Note on rgrep/powershell/find topic from last night's meeting.

Wed Jan 12 21:02:37 MST 2022

Brian Sturgill wrote:
> Here's some benchmarks.

Yay!  Data!

> They are run on my main Linux and Windows desktop machines.
> Windows box slightly more powerful than the Linux box.

Might as well give it a head start.  It will need it. :-)

> Commands benchmarked:
> "rgrep": grep -r notLklyToBeFnd .
> "find" find . -type f -exec grep notLklyToBeFnd {} \;
> "pwsh": Get-ChildItem -Path "." -Recurse | Select-String -Pattern "notLklyToBeFnd" -CaseSensitive

Are you still set up for the benchmark?  Can you run it again with +
instead of \; so that we can get better find times?

> All times are in seconds.
> 
> Linux machine, using bash and pwsh (cross-platform version of Microsoft
> PowerShell)
> "rgrep"   3.1
> "find"     5.5
> "pwsh"   90

That's a pretty remarkable difference!

> Windows machine using cross-platform PowerShell and bash in WSL 2.0):
> "rgrep"  4.6
> "find"     50
> "pwsh"   84

Here on Windows the -exec \; is punshing the slow spawn() routine of
the Windows kernel.  It's really slow as compared to the
Unix/BSD/Linux fork() & exec().

> I also tried it the older Windows/only variant of Powershell where "pwsh"
> took about 120 seconds.

File I/O and process spawning are both much slower in Windows.

> The problem with with "pwsh" seems to be with the "Select-String" command.
> On a large PDF file it took 600 milliseconds.
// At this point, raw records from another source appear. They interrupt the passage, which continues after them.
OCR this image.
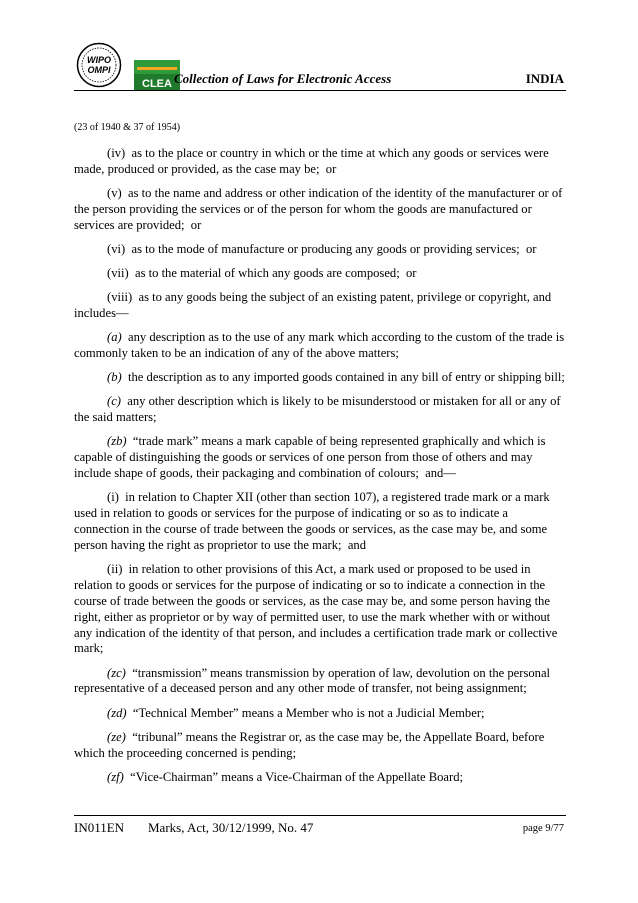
WIPO
OMPI
CLEA Collection of Laws for Electronic Access	INDIA
(23 of 1940 & 37 of 1954)

(iv)  as to the place or country in which or the time at which any goods or services were made, produced or provided, as the case may be;  or

(v)  as to the name and address or other indication of the identity of the manufacturer or of the person providing the services or of the person for whom the goods are manufactured or services are provided;  or

(vi)  as to the mode of manufacture or producing any goods or providing services;  or

(vii)  as to the material of which any goods are composed;  or

(viii)  as to any goods being the subject of an existing patent, privilege or copyright, and includes—

(a)  any description as to the use of any mark which according to the custom of the trade is commonly taken to be an indication of any of the above matters;

(b)  the description as to any imported goods contained in any bill of entry or shipping bill;

(c)  any other description which is likely to be misunderstood or mistaken for all or any of the said matters;

(zb)  “trade mark” means a mark capable of being represented graphically and which is capable of distinguishing the goods or services of one person from those of others and may include shape of goods, their packaging and combination of colours;  and—

(i)  in relation to Chapter XII (other than section 107), a registered trade mark or a mark used in relation to goods or services for the purpose of indicating or so as to indicate a connection in the course of trade between the goods or services, as the case may be, and some person having the right as proprietor to use the mark;  and

(ii)  in relation to other provisions of this Act, a mark used or proposed to be used in relation to goods or services for the purpose of indicating or so to indicate a connection in the course of trade between the goods or services, as the case may be, and some person having the right, either as proprietor or by way of permitted user, to use the mark whether with or without any indication of the identity of that person, and includes a certification trade mark or collective mark;

(zc)  “transmission” means transmission by operation of law, devolution on the personal representative of a deceased person and any other mode of transfer, not being assignment;

(zd)  “Technical Member” means a Member who is not a Judicial Member;

(ze)  “tribunal” means the Registrar or, as the case may be, the Appellate Board, before which the proceeding concerned is pending;

(zf)  “Vice-Chairman” means a Vice-Chairman of the Appellate Board;

IN011EN Marks, Act, 30/12/1999, No. 47	page 9/77
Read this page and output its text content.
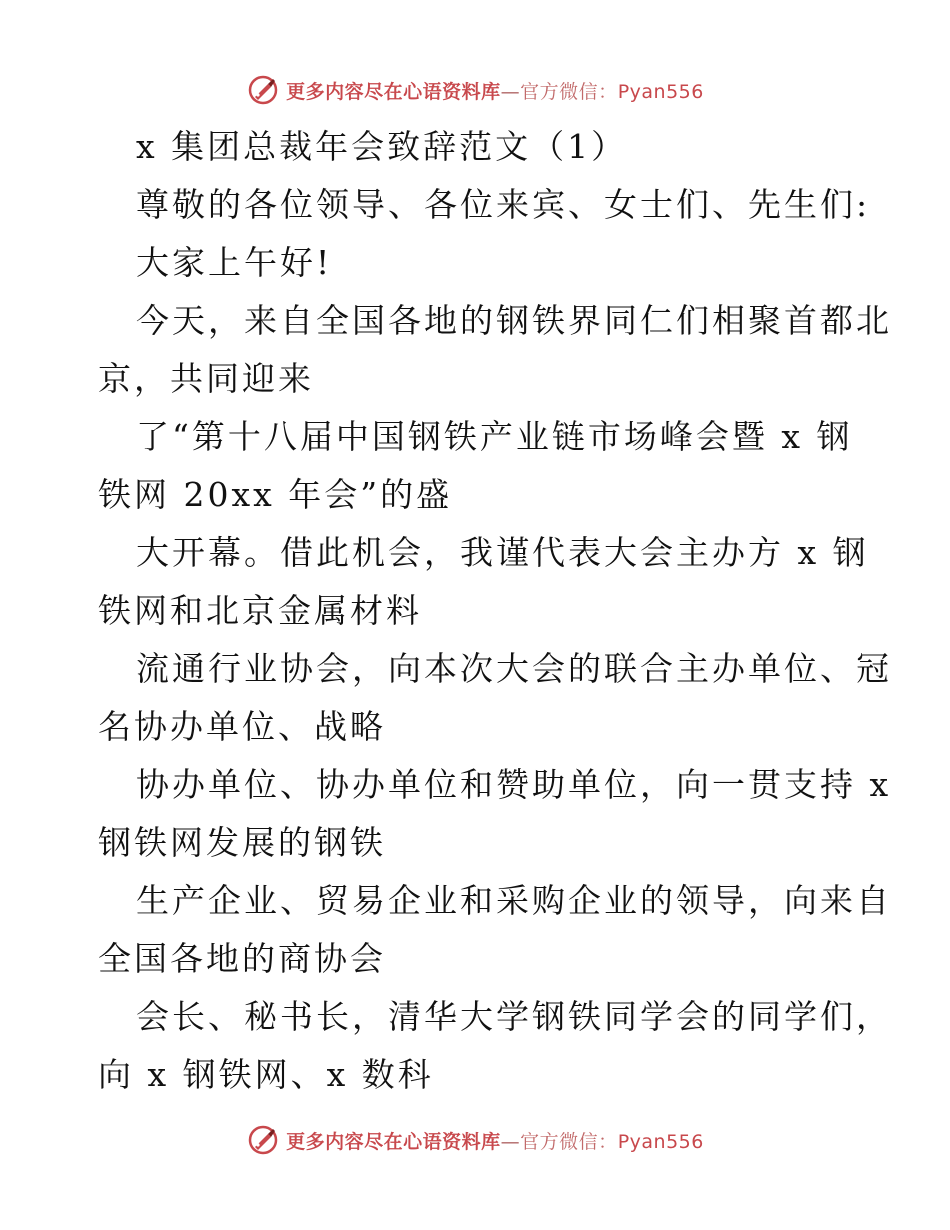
更多内容尽在心语资料库—官方微信：Pyan556
x 集团总裁年会致辞范文（1）
尊敬的各位领导、各位来宾、女士们、先生们:
大家上午好!
今天，来自全国各地的钢铁界同仁们相聚首都北
京，共同迎来
了“第十八届中国钢铁产业链市场峰会暨 x 钢
铁网 20xx 年会”的盛
大开幕。借此机会，我谨代表大会主办方 x 钢
铁网和北京金属材料
流通行业协会，向本次大会的联合主办单位、冠
名协办单位、战略
协办单位、协办单位和赞助单位，向一贯支持 x
钢铁网发展的钢铁
生产企业、贸易企业和采购企业的领导，向来自
全国各地的商协会
会长、秘书长，清华大学钢铁同学会的同学们，
向 x 钢铁网、x 数科
更多内容尽在心语资料库—官方微信：Pyan556
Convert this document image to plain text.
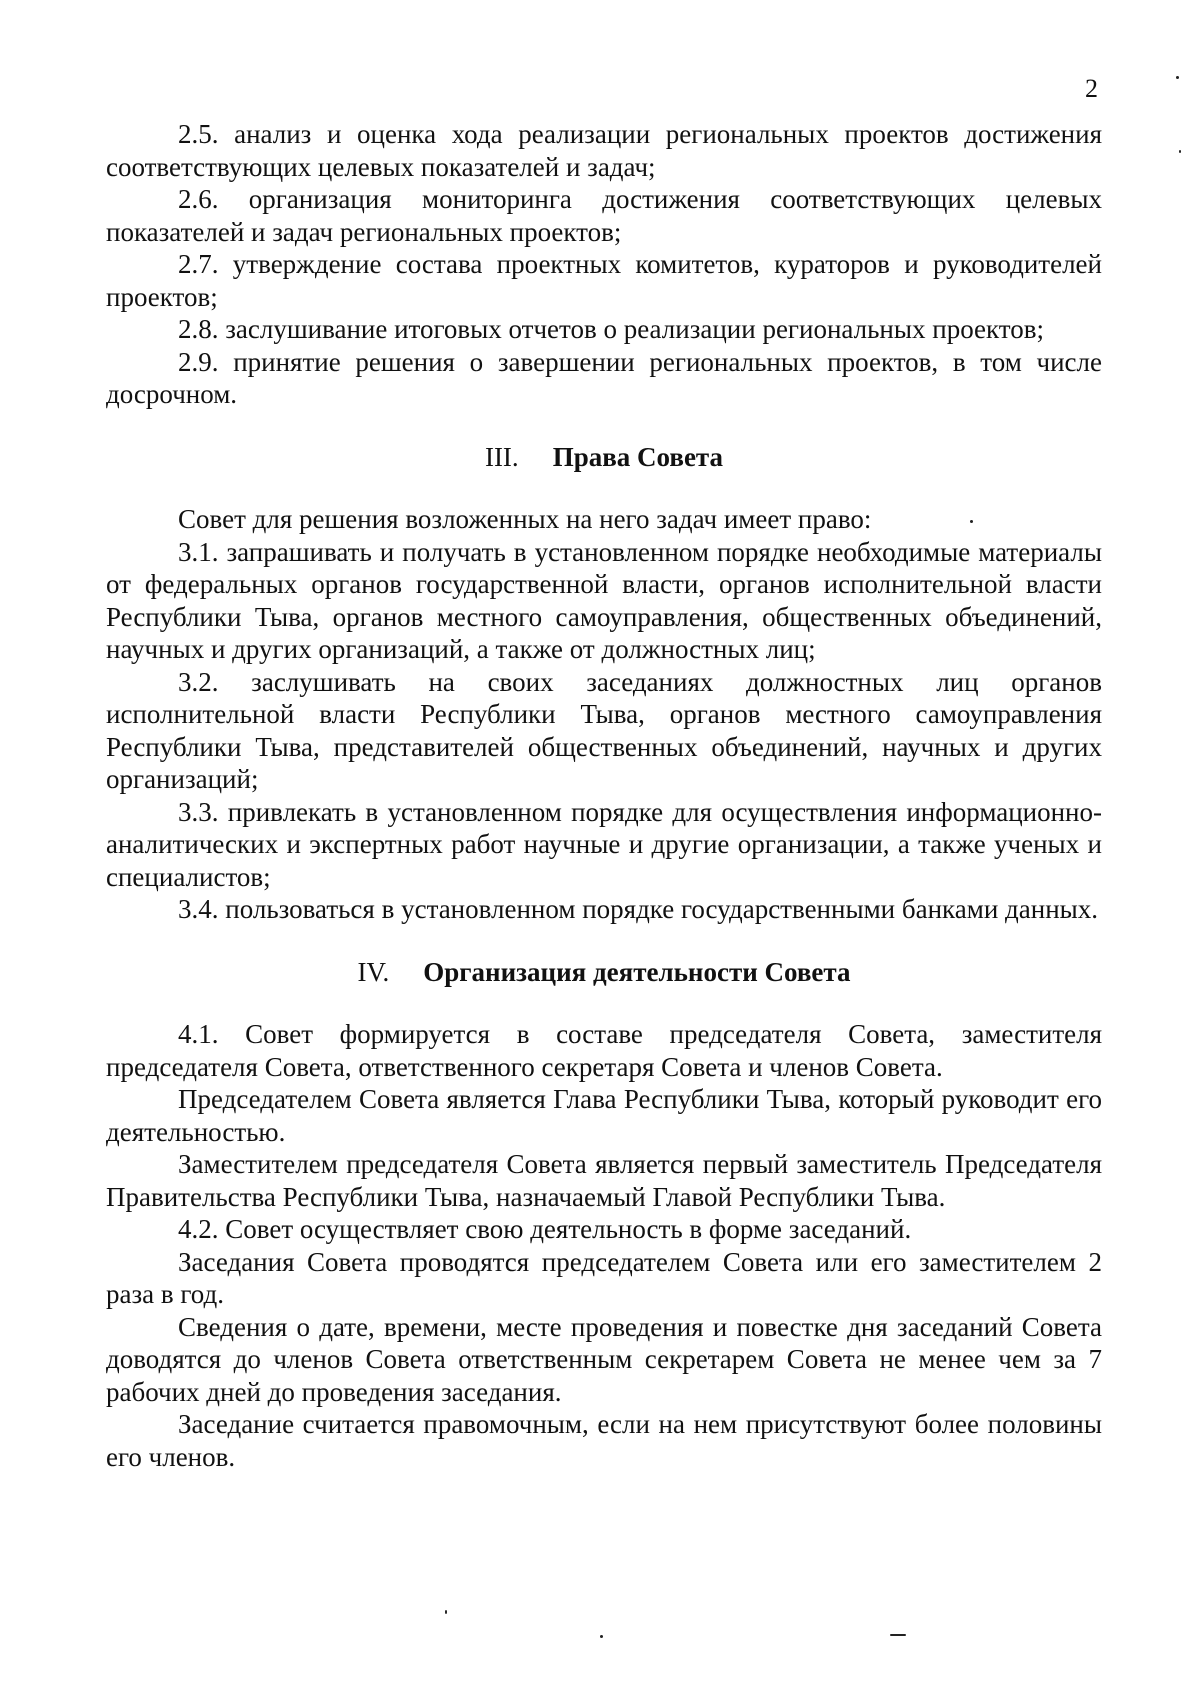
2

2.5. анализ и оценка хода реализации региональных проектов достижения соответствующих целевых показателей и задач;

2.6. организация мониторинга достижения соответствующих целевых показателей и задач региональных проектов;

2.7. утверждение состава проектных комитетов, кураторов и руководителей проектов;

2.8. заслушивание итоговых отчетов о реализации региональных проектов;

2.9. принятие решения о завершении региональных проектов, в том числе досрочном.

III. Права Совета

Совет для решения возложенных на него задач имеет право:

3.1. запрашивать и получать в установленном порядке необходимые материалы от федеральных органов государственной власти, органов исполнительной власти Республики Тыва, органов местного самоуправления, общественных объединений, научных и других организаций, а также от должностных лиц;

3.2. заслушивать на своих заседаниях должностных лиц органов исполнительной власти Республики Тыва, органов местного самоуправления Республики Тыва, представителей общественных объединений, научных и других организаций;

3.3. привлекать в установленном порядке для осуществления информационно-аналитических и экспертных работ научные и другие организации, а также ученых и специалистов;

3.4. пользоваться в установленном порядке государственными банками данных.

IV. Организация деятельности Совета

4.1. Совет формируется в составе председателя Совета, заместителя председателя Совета, ответственного секретаря Совета и членов Совета.

Председателем Совета является Глава Республики Тыва, который руководит его деятельностью.

Заместителем председателя Совета является первый заместитель Председателя Правительства Республики Тыва, назначаемый Главой Республики Тыва.

4.2. Совет осуществляет свою деятельность в форме заседаний.

Заседания Совета проводятся председателем Совета или его заместителем 2 раза в год.

Сведения о дате, времени, месте проведения и повестке дня заседаний Совета доводятся до членов Совета ответственным секретарем Совета не менее чем за 7 рабочих дней до проведения заседания.

Заседание считается правомочным, если на нем присутствуют более половины его членов.
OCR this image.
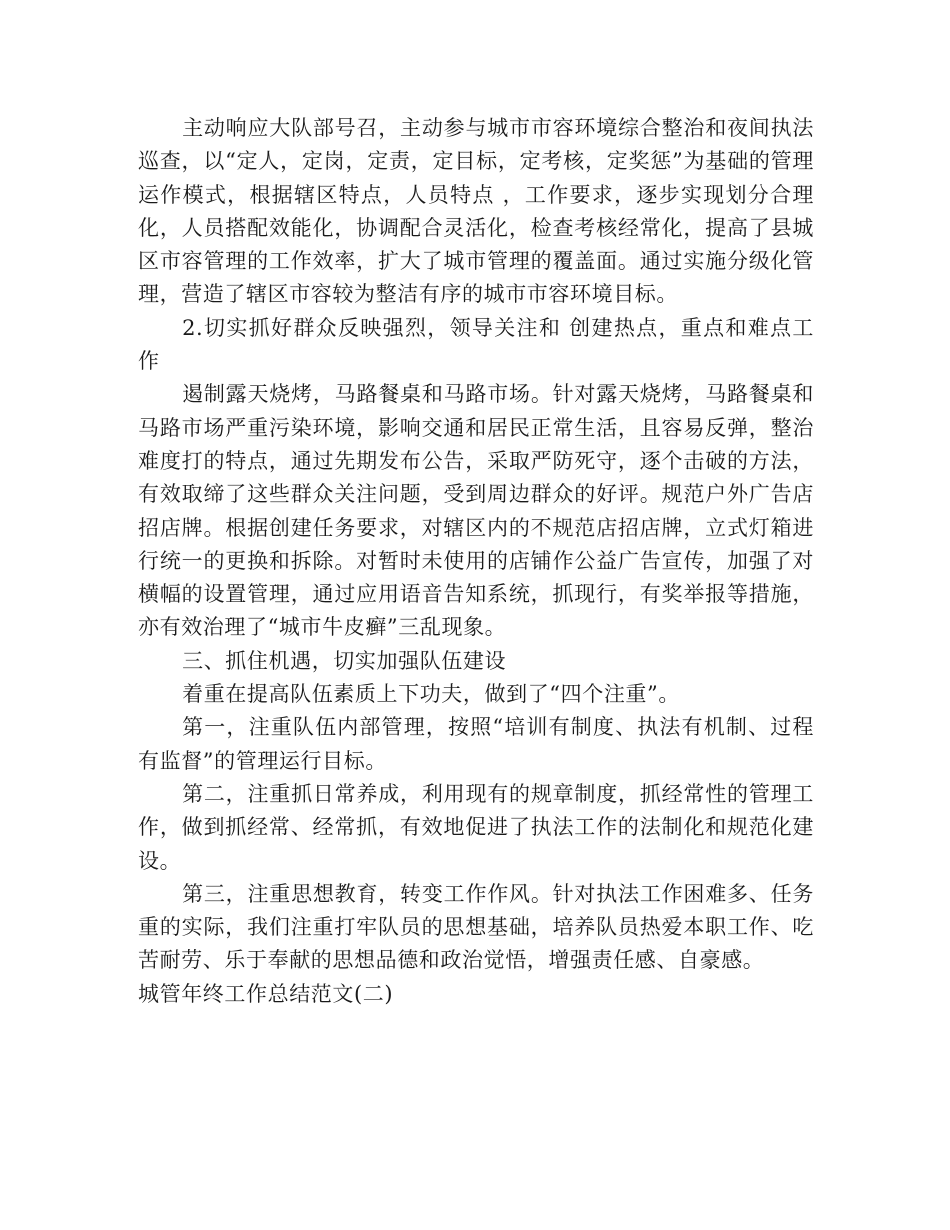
主动响应大队部号召，主动参与城市市容环境综合整治和夜间执法巡查，以“定人，定岗，定责，定目标，定考核，定奖惩”为基础的管理运作模式，根据辖区特点，人员特点 ，工作要求，逐步实现划分合理化，人员搭配效能化，协调配合灵活化，检查考核经常化，提高了县城区市容管理的工作效率，扩大了城市管理的覆盖面。通过实施分级化管理，营造了辖区市容较为整洁有序的城市市容环境目标。

2.切实抓好群众反映强烈，领导关注和 创建热点，重点和难点工作

遏制露天烧烤，马路餐桌和马路市场。针对露天烧烤，马路餐桌和马路市场严重污染环境，影响交通和居民正常生活，且容易反弹，整治难度打的特点，通过先期发布公告，采取严防死守，逐个击破的方法，有效取缔了这些群众关注问题，受到周边群众的好评。规范户外广告店招店牌。根据创建任务要求，对辖区内的不规范店招店牌，立式灯箱进行统一的更换和拆除。对暂时未使用的店铺作公益广告宣传，加强了对横幅的设置管理，通过应用语音告知系统，抓现行，有奖举报等措施，亦有效治理了“城市牛皮癣”三乱现象。

三、抓住机遇，切实加强队伍建设

着重在提高队伍素质上下功夫，做到了“四个注重”。

第一，注重队伍内部管理，按照“培训有制度、执法有机制、过程有监督”的管理运行目标。

第二，注重抓日常养成，利用现有的规章制度，抓经常性的管理工作，做到抓经常、经常抓，有效地促进了执法工作的法制化和规范化建设。

第三，注重思想教育，转变工作作风。针对执法工作困难多、任务重的实际，我们注重打牢队员的思想基础，培养队员热爱本职工作、吃苦耐劳、乐于奉献的思想品德和政治觉悟，增强责任感、自豪感。

城管年终工作总结范文(二)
Grep took only 27
> milliseconds.

String searching has been a long running research area.

> Note that the "rgrep" times were similar between my native linux box and
> WSL 2.0.
> But that the "find" one was 10x greater.

Using \; requires spawning a new grep process for every file.  Using +
shares one grep process across as many of the files as possible,
limited by the ARG_MAX of the system.  Perhaps sufficient to use one
grep for all of the files.

Bob